The film begins with the death of his wife, and then jumps forward seven years, where we find him depressed and lonely, with only his son for company. Not that kind of company.

He sets out on a quest to remarry, and his friend at the TV station decides to help him, so invites him to some auditions to see the girls. I didn't enjoy how unsubtle the film was in making him seem very lonely, by having every single person he talks to mention women or love in some capacity, and then getting a shot of his poor little sad face.

When he's reading the info sheets on the girls, he spills coffee on one of them and decides that it's a sign. The only sign it could have possibly been was that his coffee was trying to destroy the sheet and keep him safe.

At the audition, he takes an interest in this girl. I didn't like how he takes an interest in her when everyone else finds her weird. And she is weird. They could have at least found someone who didn't like look a lunatic.

The film is very slow paced for the first half, and add to this that there isn't much music throughout the entire film, and it can be quite hard going for the first 50 minutes or so. Though the first part of the film is very light hearted and quite funny, so I wouldn't say that it's boring. It just doesn't seem like it's going anywhere. It kind of filters in the creepy stuff slowly at first, so there are scenes that just leave you thinking "The fuck was that about?" until you finish the film, when you will ask yourself that question on a bigger scale.

The film is very artistic, and makes use of exaggerated sounds, weird camera angles (a lot of tilted shots which can be quite unnerving) and in some parts, quite obvious colour tinting.

At one point our hero goes to this weird boarded up house and finds a creepy old man in a wheelchair. I don't know how he finds this place, or more to the point, how the old man in a wheelchair is still alive when it's boarded up and derelict. Unless there's a back door?

The film really starts to move after the sex scene. I guess he's been drugged and tripping his balls off, but it's hard to tell because this film makes so much use of flashbacks and hallucinations and dreams and premonitions, and even stuff that just doesn't make sense in the story but adds meaning. I like the disorientation all of this stuff causes though. It forces you to empathise with the character, and not just in the boring usual way of showing what they're going through and using mood music. This film goes "He doesn't know what the fuck is going on. Neither will you."

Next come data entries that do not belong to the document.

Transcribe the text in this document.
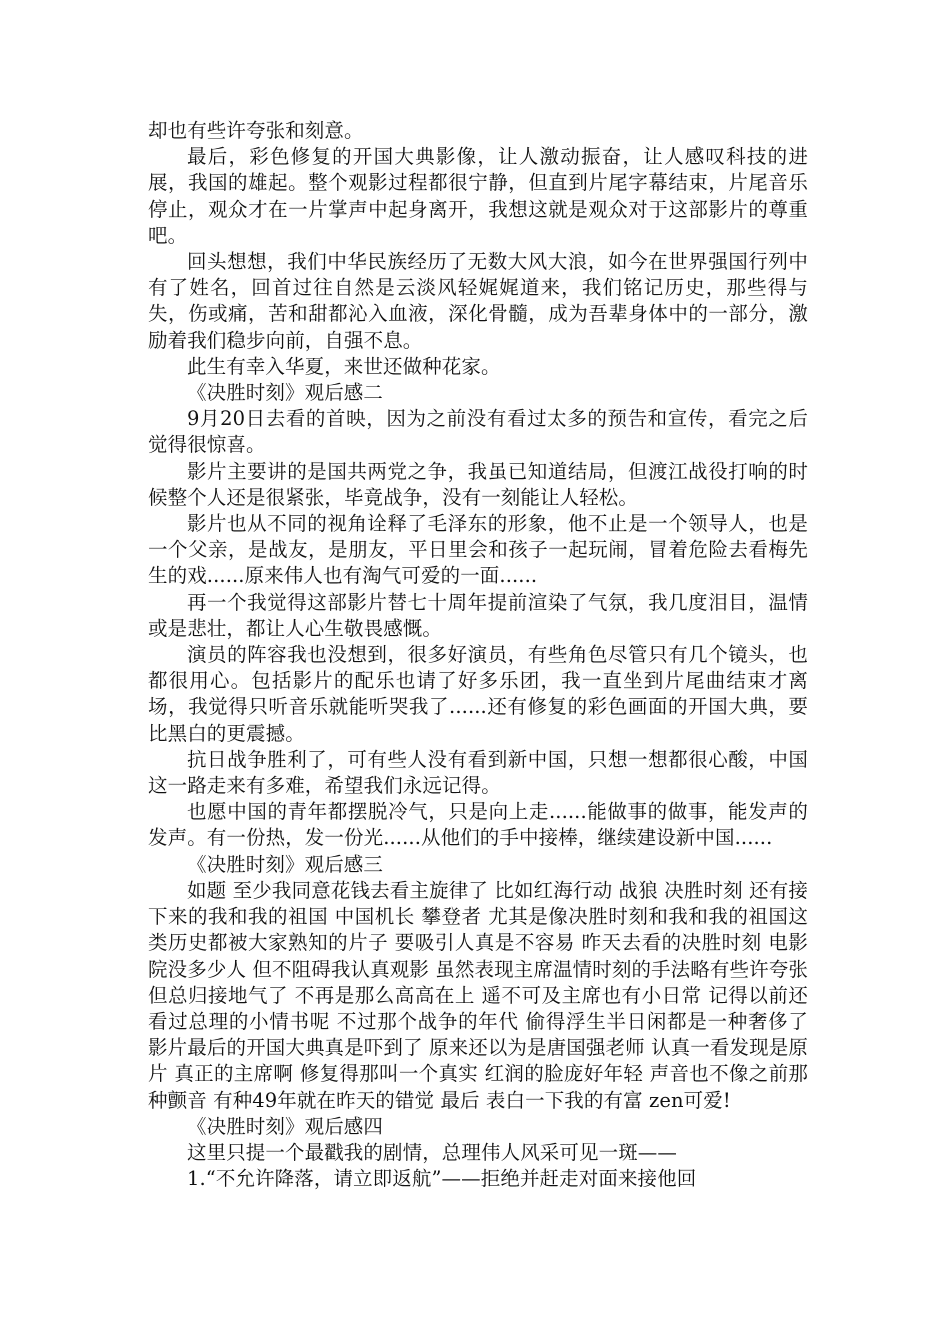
却也有些许夸张和刻意。

最后，彩色修复的开国大典影像，让人激动振奋，让人感叹科技的进展，我国的雄起。整个观影过程都很宁静，但直到片尾字幕结束，片尾音乐停止，观众才在一片掌声中起身离开，我想这就是观众对于这部影片的尊重吧。

回头想想，我们中华民族经历了无数大风大浪，如今在世界强国行列中有了姓名，回首过往自然是云淡风轻娓娓道来，我们铭记历史，那些得与失，伤或痛，苦和甜都沁入血液，深化骨髓，成为吾辈身体中的一部分，激励着我们稳步向前，自强不息。

此生有幸入华夏，来世还做种花家。

《决胜时刻》观后感二

9月20日去看的首映，因为之前没有看过太多的预告和宣传，看完之后觉得很惊喜。

影片主要讲的是国共两党之争，我虽已知道结局，但渡江战役打响的时候整个人还是很紧张，毕竟战争，没有一刻能让人轻松。

影片也从不同的视角诠释了毛泽东的形象，他不止是一个领导人，也是一个父亲，是战友，是朋友，平日里会和孩子一起玩闹，冒着危险去看梅先生的戏......原来伟人也有淘气可爱的一面......

再一个我觉得这部影片替七十周年提前渲染了气氛，我几度泪目，温情或是悲壮，都让人心生敬畏感慨。

演员的阵容我也没想到，很多好演员，有些角色尽管只有几个镜头，也都很用心。包括影片的配乐也请了好多乐团，我一直坐到片尾曲结束才离场，我觉得只听音乐就能听哭我了......还有修复的彩色画面的开国大典，要比黑白的更震撼。

抗日战争胜利了，可有些人没有看到新中国，只想一想都很心酸，中国这一路走来有多难，希望我们永远记得。

也愿中国的青年都摆脱冷气，只是向上走......能做事的做事，能发声的发声。有一份热，发一份光......从他们的手中接棒，继续建设新中国......

《决胜时刻》观后感三

如题 至少我同意花钱去看主旋律了 比如红海行动 战狼 决胜时刻 还有接下来的我和我的祖国 中国机长 攀登者 尤其是像决胜时刻和我和我的祖国这类历史都被大家熟知的片子 要吸引人真是不容易 昨天去看的决胜时刻 电影院没多少人 但不阻碍我认真观影 虽然表现主席温情时刻的手法略有些许夸张 但总归接地气了 不再是那么高高在上 遥不可及主席也有小日常 记得以前还看过总理的小情书呢 不过那个战争的年代 偷得浮生半日闲都是一种奢侈了 影片最后的开国大典真是吓到了 原来还以为是唐国强老师 认真一看发现是原片 真正的主席啊 修复得那叫一个真实 红润的脸庞好年轻 声音也不像之前那种颤音 有种49年就在昨天的错觉 最后 表白一下我的有富 zen可爱!

《决胜时刻》观后感四

这里只提一个最戳我的剧情，总理伟人风采可见一斑——

1.“不允许降落，请立即返航”——拒绝并赶走对面来接他回
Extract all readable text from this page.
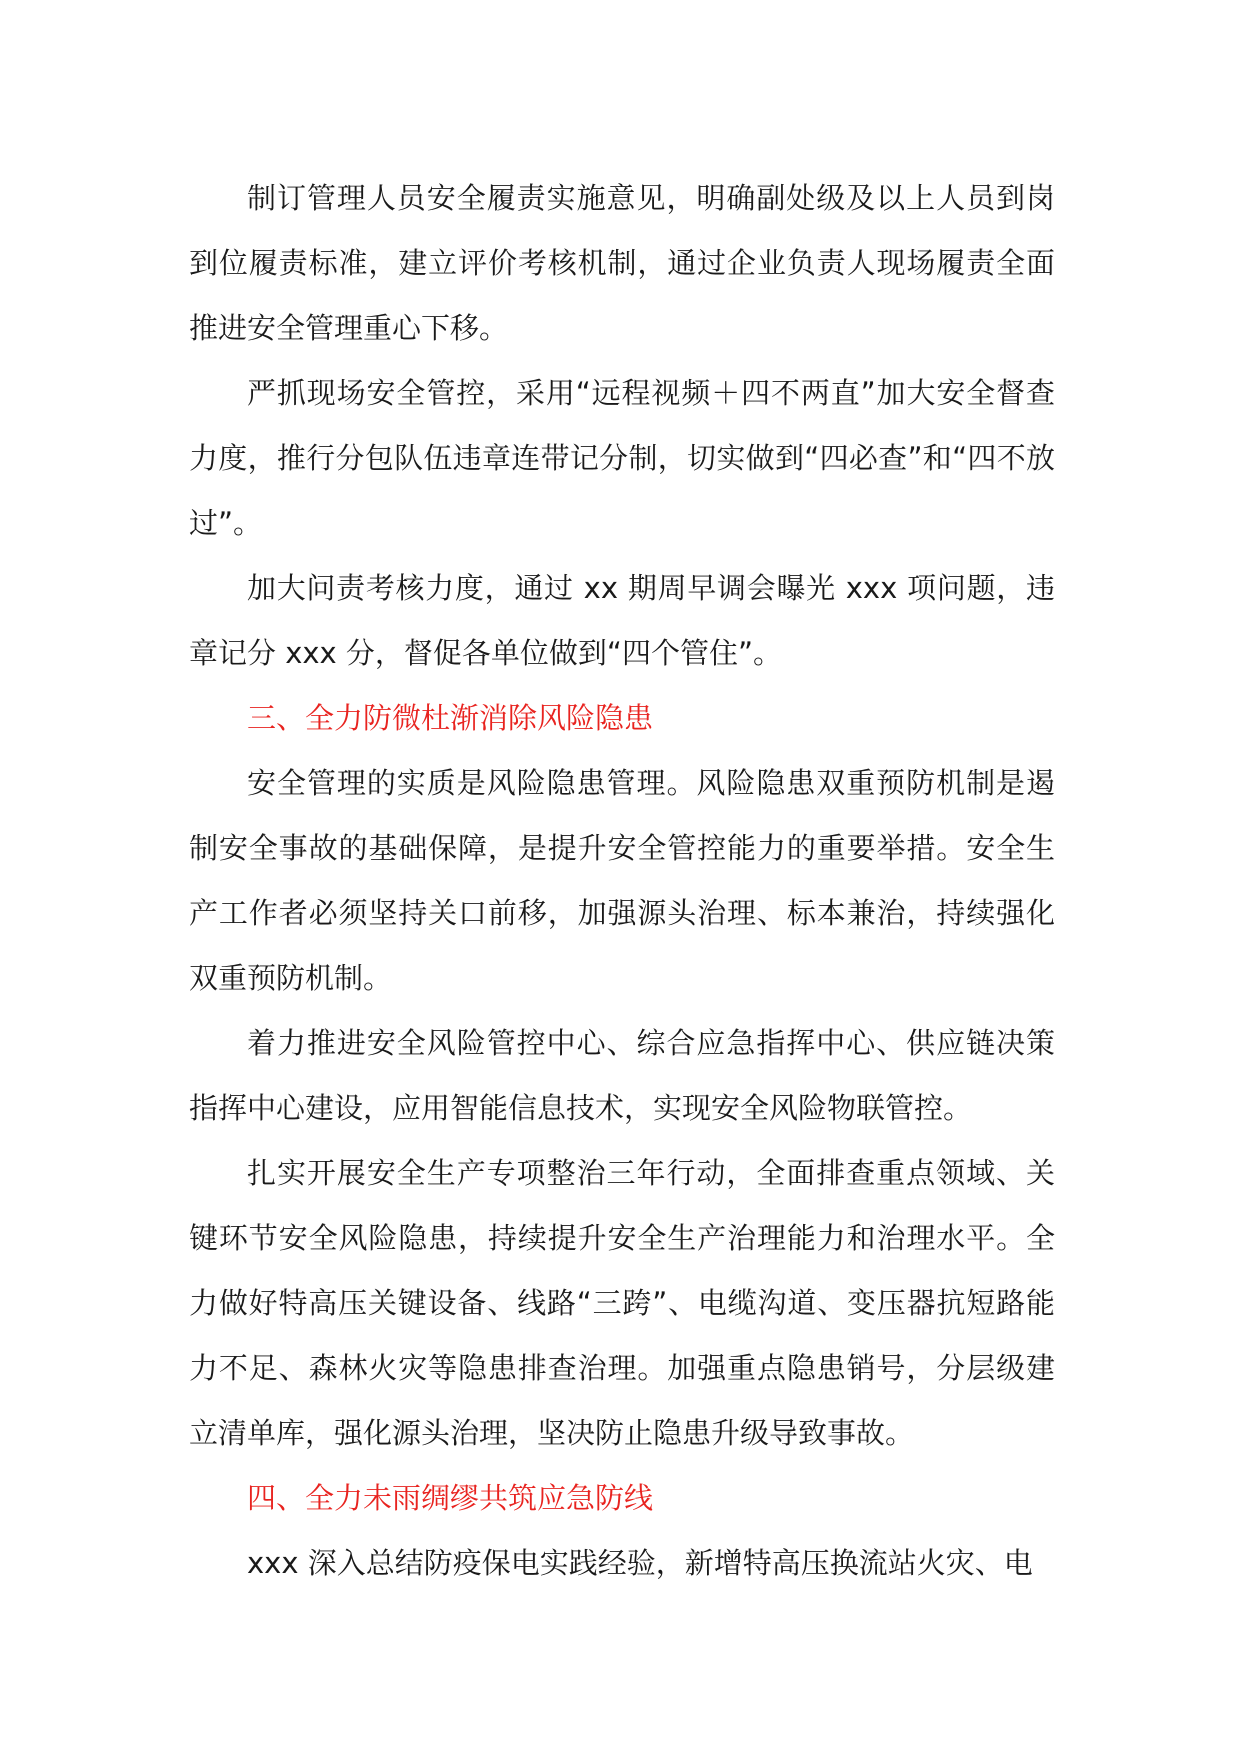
制订管理人员安全履责实施意见，明确副处级及以上人员到岗到位履责标准，建立评价考核机制，通过企业负责人现场履责全面推进安全管理重心下移。

严抓现场安全管控，采用“远程视频＋四不两直”加大安全督查力度，推行分包队伍违章连带记分制，切实做到“四必查”和“四不放过”。

加大问责考核力度，通过 xx 期周早调会曝光 xxx 项问题，违章记分 xxx 分，督促各单位做到“四个管住”。

三、全力防微杜渐消除风险隐患

安全管理的实质是风险隐患管理。风险隐患双重预防机制是遏制安全事故的基础保障，是提升安全管控能力的重要举措。安全生产工作者必须坚持关口前移，加强源头治理、标本兼治，持续强化双重预防机制。

着力推进安全风险管控中心、综合应急指挥中心、供应链决策指挥中心建设，应用智能信息技术，实现安全风险物联管控。

扎实开展安全生产专项整治三年行动，全面排查重点领域、关键环节安全风险隐患，持续提升安全生产治理能力和治理水平。全力做好特高压关键设备、线路“三跨”、电缆沟道、变压器抗短路能力不足、森林火灾等隐患排查治理。加强重点隐患销号，分层级建立清单库，强化源头治理，坚决防止隐患升级导致事故。

四、全力未雨绸缪共筑应急防线

xxx 深入总结防疫保电实践经验，新增特高压换流站火灾、电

It turns out that the girl he's fallen for is a bit crazy and was abused as a child, and is extremely jealous. She makes him promise to love no one else but her, and then catches him out when he loves his son. Not in that way. This results in one of the best torture scenes in film for my money. It's like the Japanese version of Misery, but obviously being Japanese, it's a lot more messed up. Like instead of breaking his ankles, she slices them off with wire. There's also some element of masochism, as she seems to love doing all this stuff to the person she loves.

It's implied that she's done this before (fallen for a man, decided he was untrustworthy, tortured him) through the messed up man in a sack, though I found it quite contradictory that she was saying he can love no-one else and she's got her ex bagged up at home. Credit where credit's due though; At least she wasn't just moaning that all men are bastards.

Overall, I love this film. It's so messed up, looks amazing, and is very technically complex. It's hard going to watch, but well worth it if you want a change from conventional film.